Having failed to win support for several pro-life amendments to the abortion bill, she voted against the government. She was immediately expelled from the Fine Gael and had to resign her role as a government minister. She has remained a trenchant critic of the handling of the abortion debate, stating on her personal website that “elected members of our Parliament were, in many instances, coerced and cajoled into voting for legislation they clearly considered to be faulty and against their better judgment. ... In my investigations I could not find any other democratic country on this planet that forces people to vote against their conscience. Ireland has the dubious distinction of standing alone in its denial of conscience.”
In a further twist, Creighton’s husband, Sen. Paul Bradford, also opposed the legislation in the Seanad and was also expelled from the Fine Gael.
The final hours of debate and voting on the bill in the Dáil were marked by other controversies. Instead of adjourning for the night, the government decided to keep debate going in a marathon session lasting until 5am, in order to “get rid of it tonight,” as Enda Kenny put it. The Dáil bar remained open, with several TDs drinking alcohol throughout the night. In one incident in the Dáil chamber, a Fine Gael TD (who strongly supported the abortion bill) grabbed a female colleague and pulled her into his lap, holding her for several seconds before releasing her. He then appeared to slap her buttocks when she stood up. His actions were fully visible to other TDs and were also caught on camera. Fine Gael initially dismissed the incident as mere “horseplay.”

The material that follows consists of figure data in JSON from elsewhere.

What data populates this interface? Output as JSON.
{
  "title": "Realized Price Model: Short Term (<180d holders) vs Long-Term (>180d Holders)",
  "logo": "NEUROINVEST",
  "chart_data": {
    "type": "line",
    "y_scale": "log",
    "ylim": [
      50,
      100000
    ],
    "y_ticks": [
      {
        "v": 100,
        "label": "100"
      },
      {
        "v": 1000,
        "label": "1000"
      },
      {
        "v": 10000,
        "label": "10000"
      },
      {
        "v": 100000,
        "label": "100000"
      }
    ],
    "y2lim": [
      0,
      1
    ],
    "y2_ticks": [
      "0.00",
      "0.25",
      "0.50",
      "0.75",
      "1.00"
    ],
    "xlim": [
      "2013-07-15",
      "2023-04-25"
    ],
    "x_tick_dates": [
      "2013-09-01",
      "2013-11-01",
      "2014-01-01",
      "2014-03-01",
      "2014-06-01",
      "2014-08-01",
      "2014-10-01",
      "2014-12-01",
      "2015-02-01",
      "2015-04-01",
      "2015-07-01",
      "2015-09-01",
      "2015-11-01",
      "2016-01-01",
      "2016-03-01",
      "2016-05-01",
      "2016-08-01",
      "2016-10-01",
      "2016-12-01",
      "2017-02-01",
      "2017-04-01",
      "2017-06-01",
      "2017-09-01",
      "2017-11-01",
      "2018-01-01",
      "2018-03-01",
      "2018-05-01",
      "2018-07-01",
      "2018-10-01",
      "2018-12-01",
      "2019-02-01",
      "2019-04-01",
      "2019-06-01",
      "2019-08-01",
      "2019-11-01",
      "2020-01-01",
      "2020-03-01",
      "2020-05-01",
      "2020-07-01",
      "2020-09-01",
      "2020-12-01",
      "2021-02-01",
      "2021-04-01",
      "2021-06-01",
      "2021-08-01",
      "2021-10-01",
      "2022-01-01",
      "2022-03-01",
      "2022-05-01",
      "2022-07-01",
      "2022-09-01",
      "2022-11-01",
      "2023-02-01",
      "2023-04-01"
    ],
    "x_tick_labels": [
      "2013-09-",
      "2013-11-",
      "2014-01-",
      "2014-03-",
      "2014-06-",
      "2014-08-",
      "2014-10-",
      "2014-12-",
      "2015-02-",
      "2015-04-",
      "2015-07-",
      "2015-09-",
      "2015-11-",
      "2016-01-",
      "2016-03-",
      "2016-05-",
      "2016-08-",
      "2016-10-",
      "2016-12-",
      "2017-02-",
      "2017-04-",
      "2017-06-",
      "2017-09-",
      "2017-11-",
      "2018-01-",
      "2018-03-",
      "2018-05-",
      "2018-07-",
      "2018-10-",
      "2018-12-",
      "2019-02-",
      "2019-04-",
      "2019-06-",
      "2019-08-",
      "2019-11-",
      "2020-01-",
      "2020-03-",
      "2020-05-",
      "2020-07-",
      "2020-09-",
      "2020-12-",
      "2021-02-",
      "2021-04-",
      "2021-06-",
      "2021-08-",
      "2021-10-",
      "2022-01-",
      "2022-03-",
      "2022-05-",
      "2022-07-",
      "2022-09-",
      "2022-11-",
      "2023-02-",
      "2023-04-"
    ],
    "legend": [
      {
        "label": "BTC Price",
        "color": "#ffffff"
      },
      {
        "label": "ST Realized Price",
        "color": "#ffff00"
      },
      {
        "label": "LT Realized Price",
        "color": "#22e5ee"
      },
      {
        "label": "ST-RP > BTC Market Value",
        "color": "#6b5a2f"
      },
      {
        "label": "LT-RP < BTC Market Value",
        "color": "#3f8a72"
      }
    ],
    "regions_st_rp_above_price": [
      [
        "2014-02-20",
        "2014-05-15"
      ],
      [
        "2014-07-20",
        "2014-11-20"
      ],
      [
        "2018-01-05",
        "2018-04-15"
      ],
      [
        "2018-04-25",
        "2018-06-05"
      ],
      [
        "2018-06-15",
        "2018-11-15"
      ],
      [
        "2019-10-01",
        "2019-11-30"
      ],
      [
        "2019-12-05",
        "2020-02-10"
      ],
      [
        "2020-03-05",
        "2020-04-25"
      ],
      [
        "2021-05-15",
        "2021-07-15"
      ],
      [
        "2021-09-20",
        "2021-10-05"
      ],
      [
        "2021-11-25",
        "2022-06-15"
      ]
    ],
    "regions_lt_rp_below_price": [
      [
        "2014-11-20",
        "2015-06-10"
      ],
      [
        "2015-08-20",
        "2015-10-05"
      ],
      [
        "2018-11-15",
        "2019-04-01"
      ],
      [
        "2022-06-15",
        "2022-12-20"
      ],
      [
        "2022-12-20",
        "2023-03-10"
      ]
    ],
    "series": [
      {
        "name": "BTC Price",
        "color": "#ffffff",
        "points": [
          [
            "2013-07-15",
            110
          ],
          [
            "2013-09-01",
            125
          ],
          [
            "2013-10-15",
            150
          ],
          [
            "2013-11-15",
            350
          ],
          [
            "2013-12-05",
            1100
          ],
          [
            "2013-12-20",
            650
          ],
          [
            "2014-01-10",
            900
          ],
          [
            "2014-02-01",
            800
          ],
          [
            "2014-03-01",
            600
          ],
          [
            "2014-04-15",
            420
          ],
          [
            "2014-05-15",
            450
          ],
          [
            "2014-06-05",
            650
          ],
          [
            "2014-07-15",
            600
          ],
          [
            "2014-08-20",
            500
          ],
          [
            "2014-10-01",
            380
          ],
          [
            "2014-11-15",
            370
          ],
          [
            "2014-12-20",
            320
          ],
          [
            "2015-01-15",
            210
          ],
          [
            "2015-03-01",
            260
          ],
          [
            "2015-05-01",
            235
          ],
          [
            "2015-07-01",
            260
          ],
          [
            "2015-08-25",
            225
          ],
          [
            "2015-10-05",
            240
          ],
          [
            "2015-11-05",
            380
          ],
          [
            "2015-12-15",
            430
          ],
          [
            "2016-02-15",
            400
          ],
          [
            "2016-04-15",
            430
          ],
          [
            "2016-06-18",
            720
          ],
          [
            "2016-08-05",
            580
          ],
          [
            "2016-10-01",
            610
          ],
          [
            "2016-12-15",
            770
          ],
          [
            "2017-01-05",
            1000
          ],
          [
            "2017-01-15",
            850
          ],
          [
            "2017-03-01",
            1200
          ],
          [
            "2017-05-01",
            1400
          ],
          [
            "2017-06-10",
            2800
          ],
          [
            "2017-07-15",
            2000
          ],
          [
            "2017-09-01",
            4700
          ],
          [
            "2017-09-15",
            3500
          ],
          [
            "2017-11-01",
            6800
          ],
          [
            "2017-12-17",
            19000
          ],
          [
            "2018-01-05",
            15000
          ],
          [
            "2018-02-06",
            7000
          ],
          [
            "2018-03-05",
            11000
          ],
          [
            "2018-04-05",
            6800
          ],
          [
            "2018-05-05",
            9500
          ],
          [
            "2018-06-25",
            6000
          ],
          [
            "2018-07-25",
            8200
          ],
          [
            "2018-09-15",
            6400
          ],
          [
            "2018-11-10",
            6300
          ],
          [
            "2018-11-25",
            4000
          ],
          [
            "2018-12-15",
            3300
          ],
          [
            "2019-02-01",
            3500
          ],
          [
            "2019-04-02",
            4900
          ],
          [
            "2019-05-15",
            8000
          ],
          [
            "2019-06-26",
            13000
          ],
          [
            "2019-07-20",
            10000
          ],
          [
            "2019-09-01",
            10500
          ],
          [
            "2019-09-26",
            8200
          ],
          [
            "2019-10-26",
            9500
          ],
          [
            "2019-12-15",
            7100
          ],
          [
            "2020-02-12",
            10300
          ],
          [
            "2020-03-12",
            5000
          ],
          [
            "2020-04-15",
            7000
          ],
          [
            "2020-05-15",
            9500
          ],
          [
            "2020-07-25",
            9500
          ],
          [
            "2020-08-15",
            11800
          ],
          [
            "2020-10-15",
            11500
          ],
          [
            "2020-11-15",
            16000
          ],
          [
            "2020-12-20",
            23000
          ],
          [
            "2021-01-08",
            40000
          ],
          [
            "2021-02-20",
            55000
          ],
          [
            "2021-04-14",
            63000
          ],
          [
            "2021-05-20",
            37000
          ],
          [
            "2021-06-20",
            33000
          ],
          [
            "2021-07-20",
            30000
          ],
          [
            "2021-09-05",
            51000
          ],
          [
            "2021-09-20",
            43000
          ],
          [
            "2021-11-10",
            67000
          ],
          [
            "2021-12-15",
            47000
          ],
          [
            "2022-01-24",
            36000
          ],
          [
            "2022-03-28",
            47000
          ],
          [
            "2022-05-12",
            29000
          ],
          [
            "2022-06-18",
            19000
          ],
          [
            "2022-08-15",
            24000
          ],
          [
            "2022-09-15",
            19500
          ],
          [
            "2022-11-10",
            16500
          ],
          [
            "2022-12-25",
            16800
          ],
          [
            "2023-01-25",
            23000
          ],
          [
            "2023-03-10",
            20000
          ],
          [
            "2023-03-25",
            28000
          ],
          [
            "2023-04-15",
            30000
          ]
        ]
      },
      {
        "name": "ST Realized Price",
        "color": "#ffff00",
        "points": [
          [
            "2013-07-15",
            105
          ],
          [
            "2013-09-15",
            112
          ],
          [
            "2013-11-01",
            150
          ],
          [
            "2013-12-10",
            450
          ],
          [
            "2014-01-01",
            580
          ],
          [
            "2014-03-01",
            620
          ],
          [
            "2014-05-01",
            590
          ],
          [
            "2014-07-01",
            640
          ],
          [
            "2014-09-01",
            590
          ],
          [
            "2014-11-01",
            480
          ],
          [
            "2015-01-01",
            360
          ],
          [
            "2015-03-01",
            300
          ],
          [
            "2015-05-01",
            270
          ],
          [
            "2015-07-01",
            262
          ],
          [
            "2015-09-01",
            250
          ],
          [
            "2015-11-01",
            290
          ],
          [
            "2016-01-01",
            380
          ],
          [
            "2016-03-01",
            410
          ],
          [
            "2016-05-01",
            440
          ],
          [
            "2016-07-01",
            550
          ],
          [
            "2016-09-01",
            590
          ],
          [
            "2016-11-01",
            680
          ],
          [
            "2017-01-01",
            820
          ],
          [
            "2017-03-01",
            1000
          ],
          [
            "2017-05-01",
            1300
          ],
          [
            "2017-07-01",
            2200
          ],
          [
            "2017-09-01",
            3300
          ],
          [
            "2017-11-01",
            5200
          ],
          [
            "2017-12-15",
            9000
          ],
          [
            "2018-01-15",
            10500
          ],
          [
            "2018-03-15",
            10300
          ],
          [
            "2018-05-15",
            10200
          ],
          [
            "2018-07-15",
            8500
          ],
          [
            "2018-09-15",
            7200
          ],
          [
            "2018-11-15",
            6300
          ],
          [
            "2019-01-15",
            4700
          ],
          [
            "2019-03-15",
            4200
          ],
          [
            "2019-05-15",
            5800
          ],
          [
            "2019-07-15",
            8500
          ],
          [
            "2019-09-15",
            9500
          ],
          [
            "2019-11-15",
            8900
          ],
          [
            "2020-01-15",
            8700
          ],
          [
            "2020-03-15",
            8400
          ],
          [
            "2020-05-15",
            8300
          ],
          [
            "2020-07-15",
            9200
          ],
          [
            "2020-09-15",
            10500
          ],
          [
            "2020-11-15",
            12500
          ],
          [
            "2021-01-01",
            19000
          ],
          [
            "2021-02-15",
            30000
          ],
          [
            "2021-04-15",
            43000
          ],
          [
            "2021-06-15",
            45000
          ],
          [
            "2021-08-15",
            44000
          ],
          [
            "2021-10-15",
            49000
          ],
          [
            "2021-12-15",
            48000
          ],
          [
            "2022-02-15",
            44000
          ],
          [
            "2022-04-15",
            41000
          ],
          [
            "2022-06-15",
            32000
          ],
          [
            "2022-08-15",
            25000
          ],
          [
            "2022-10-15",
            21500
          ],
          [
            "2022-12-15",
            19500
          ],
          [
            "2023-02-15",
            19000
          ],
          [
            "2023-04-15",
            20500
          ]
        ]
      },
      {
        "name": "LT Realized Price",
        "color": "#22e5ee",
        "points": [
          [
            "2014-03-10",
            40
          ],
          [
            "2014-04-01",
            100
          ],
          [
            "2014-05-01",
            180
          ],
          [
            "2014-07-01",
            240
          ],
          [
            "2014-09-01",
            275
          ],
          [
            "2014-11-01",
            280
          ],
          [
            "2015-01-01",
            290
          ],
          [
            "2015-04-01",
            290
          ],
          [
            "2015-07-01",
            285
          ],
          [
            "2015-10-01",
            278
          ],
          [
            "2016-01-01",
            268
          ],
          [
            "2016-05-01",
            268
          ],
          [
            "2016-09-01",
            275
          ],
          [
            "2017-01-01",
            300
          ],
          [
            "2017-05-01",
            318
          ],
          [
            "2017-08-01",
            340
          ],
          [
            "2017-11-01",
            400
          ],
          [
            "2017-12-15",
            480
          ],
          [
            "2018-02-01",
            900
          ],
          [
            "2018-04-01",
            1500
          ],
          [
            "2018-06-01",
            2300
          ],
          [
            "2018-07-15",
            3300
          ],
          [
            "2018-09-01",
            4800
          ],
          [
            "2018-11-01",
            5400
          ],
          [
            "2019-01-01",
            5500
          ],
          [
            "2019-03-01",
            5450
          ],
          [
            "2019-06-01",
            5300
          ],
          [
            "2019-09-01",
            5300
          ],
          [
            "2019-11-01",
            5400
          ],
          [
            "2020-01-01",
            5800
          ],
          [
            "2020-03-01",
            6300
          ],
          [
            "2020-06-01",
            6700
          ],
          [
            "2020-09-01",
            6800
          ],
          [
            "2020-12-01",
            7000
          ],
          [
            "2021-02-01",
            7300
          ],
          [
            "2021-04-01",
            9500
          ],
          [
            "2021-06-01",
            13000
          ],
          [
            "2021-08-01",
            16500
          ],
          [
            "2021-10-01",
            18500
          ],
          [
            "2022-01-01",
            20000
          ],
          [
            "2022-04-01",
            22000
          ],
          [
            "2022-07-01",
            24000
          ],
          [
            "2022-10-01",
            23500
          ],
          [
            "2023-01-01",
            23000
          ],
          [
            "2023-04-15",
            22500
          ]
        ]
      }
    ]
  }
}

With the bill now through the parliamentary system, it will proceed to President Michael Higgins for signing. But this may not be the end of the drama. The president has the discretion to refer the bill to the Supreme Court to test its constitutionality. A number of high-profile lawyers have expressed doubts that the court will approve it, if such a review took place. If the court found it to be unconstitutional, it will not enter into law and will cause an embarrassing crisis for the Fine Gael and Enda Kenny.
Before the abortion bill is even signed, the pro-abortion lobby is pushing ahead with its agenda. The Labour Party has promised to work towards holding a referendum to allow for abortion in cases of rape and incest or where babies have terminal illnesses (euphemistically called “fatal fetal abnormalities”).
The pro-life movement remains determined to resist further efforts to liberalize abortion and to succeed in repealing the new bill. Commenting in an email following the passage of the legislation through the Dáil, Caroline Simons of the Pro-Life Campaign said that “thousands of people across Ireland feel a deep sadness at what happened, but also a determined motivation to turn this bad situation around. The pro-life movement is mobilized and growing. We have seen the biggest-ever gatherings of pro-life people in recent weeks. We now move into a new phase of activity, where we will work to restore full constitutional protection for unborn children and a legal order that operates to discourage abortion, not promote it. That work starts today.”
Whatever happens with Enda Kenny’s abortion bill, the pro-life battle in Ireland is far from over.
Register correspondent Patrick Kenny writes from Dublin.